For most readers, however, both publications were blogs.  Nothing I could say or write was going to change that.

For the last 4.5 years, I’ve focused on making Legal Evolution something useful and relevant to a professional community—lawyers, law professors, allied professionals, regulators, law students—confronting the need for legal industry innovation.  And every year, in my annual report to my Dean, under the category of research, I summarize the progress and accomplishments of Legal Evolution (growth in subscribers, geographic reach, affiliations of readers, diversity of content, various Google analytics, etc.).
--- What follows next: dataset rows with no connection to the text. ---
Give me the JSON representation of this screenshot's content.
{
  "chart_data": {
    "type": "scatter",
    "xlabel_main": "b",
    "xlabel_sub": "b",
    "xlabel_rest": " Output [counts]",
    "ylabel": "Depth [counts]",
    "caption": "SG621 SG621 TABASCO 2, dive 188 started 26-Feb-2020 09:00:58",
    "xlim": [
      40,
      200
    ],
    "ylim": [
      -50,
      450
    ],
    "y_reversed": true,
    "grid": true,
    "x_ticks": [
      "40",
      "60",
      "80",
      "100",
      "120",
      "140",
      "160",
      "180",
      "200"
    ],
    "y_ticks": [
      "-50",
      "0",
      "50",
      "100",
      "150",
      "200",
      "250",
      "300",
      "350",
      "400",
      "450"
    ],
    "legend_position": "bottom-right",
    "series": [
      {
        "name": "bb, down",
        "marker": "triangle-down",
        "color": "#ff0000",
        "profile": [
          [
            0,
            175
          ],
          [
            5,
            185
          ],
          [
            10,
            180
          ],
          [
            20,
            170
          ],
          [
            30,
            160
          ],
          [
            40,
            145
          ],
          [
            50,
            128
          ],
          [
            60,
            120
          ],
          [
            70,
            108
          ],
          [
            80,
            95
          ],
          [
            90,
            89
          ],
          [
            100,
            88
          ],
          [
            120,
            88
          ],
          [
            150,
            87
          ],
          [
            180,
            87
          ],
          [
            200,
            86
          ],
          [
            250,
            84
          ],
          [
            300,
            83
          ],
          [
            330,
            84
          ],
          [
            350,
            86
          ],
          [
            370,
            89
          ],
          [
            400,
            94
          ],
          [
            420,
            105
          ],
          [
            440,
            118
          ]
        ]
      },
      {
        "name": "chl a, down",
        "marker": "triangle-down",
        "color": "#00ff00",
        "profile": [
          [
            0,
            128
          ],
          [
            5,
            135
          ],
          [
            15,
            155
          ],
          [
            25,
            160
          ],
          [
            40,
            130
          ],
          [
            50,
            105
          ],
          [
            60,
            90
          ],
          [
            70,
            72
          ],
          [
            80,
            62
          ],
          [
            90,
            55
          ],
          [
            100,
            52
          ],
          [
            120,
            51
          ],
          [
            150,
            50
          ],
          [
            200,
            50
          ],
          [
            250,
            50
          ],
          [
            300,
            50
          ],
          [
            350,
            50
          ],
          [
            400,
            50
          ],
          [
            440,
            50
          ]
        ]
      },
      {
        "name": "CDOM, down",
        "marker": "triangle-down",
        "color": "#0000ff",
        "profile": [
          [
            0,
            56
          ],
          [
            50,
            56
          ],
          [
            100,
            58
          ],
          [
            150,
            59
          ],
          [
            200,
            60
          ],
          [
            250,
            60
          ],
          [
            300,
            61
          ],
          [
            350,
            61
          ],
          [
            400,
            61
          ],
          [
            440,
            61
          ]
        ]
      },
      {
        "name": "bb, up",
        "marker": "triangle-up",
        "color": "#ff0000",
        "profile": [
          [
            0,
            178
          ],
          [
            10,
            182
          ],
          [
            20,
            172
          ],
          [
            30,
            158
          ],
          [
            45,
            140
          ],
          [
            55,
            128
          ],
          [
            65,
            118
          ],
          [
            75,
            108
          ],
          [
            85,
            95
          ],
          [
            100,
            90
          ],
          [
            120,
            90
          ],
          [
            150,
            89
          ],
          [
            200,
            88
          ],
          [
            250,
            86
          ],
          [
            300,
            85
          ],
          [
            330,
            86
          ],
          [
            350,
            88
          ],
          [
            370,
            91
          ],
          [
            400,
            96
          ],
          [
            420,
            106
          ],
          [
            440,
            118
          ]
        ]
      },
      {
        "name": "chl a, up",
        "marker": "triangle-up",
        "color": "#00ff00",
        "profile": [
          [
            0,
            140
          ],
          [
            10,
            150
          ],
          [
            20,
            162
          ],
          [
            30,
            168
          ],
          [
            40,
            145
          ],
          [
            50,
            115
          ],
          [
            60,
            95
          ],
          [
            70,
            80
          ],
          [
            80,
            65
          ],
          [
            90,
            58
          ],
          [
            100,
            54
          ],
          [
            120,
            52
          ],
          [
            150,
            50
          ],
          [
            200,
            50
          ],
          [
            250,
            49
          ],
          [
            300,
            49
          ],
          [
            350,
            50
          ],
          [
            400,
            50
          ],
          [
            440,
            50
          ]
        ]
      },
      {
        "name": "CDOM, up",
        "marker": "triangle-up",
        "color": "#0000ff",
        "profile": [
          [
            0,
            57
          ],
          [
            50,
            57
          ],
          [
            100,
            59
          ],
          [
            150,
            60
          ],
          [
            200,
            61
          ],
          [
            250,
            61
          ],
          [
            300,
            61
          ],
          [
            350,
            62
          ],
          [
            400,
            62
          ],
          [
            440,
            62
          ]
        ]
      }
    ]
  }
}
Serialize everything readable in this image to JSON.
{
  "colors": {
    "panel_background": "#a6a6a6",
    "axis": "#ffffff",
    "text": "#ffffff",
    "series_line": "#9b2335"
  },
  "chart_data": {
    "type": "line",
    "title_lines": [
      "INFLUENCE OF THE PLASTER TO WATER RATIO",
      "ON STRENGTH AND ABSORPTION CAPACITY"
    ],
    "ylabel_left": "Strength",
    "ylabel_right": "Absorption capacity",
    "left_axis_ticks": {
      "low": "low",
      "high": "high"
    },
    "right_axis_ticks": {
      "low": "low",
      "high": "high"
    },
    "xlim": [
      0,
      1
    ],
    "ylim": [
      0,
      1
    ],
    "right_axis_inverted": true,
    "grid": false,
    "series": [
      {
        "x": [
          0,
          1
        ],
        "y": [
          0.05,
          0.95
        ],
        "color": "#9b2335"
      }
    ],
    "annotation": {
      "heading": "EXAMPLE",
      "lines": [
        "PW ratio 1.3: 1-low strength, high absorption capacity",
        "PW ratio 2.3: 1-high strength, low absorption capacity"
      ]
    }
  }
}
Further, it’s not a garnish to other “more serious” research; Legal Evolution is the main dish.

However risky this may have been in 2017, it is less so now.  In my 2021 report, along with strong metrics of growth and relevance, I’ll share Legal Evolution’s ISSN.

Changing what counts

At least in a law school, the question of “what counts” is relevant at three points in time:  T1 hiring, T2 tenure, and T3 merit raises and/or lateral offers.

At T1 or T2, a junior academic is generally being measured by standards and metrics set by their tenured colleagues.  Thus, T1 or T2 is not a good time to contest what counts.

That said, once you are on the other side of the tenure decision, a professor is substantially free to focus on what they think is important.  The only risk you are running is that your view of what counts, or should count, could negatively impact future merit raises or reduce your ability to lateral to another institution. For some academics, that’s enough to chill risk-taking. For others, it’s a manageable constraint.

In my view, the most effective way to influence professional norms and hierarchy—i.e. to change what counts—is to use your freedom at T3 to create something that is valued by an internal or external constituency.  Rather than face embarrassment or lose financial support, the lines for what counts will get slightly redrawn, redounding to the benefit of those at T1 and T2.

Maybe this is how it should be.

To the extent this post touches off a debate on whether blogging should count as research or scholarship, my only comment is that Legal Evolution is not a blog.  We are topically focused, follow a regular publication schedule (see Post 201), adhere to style guidelines, and have an ISSN.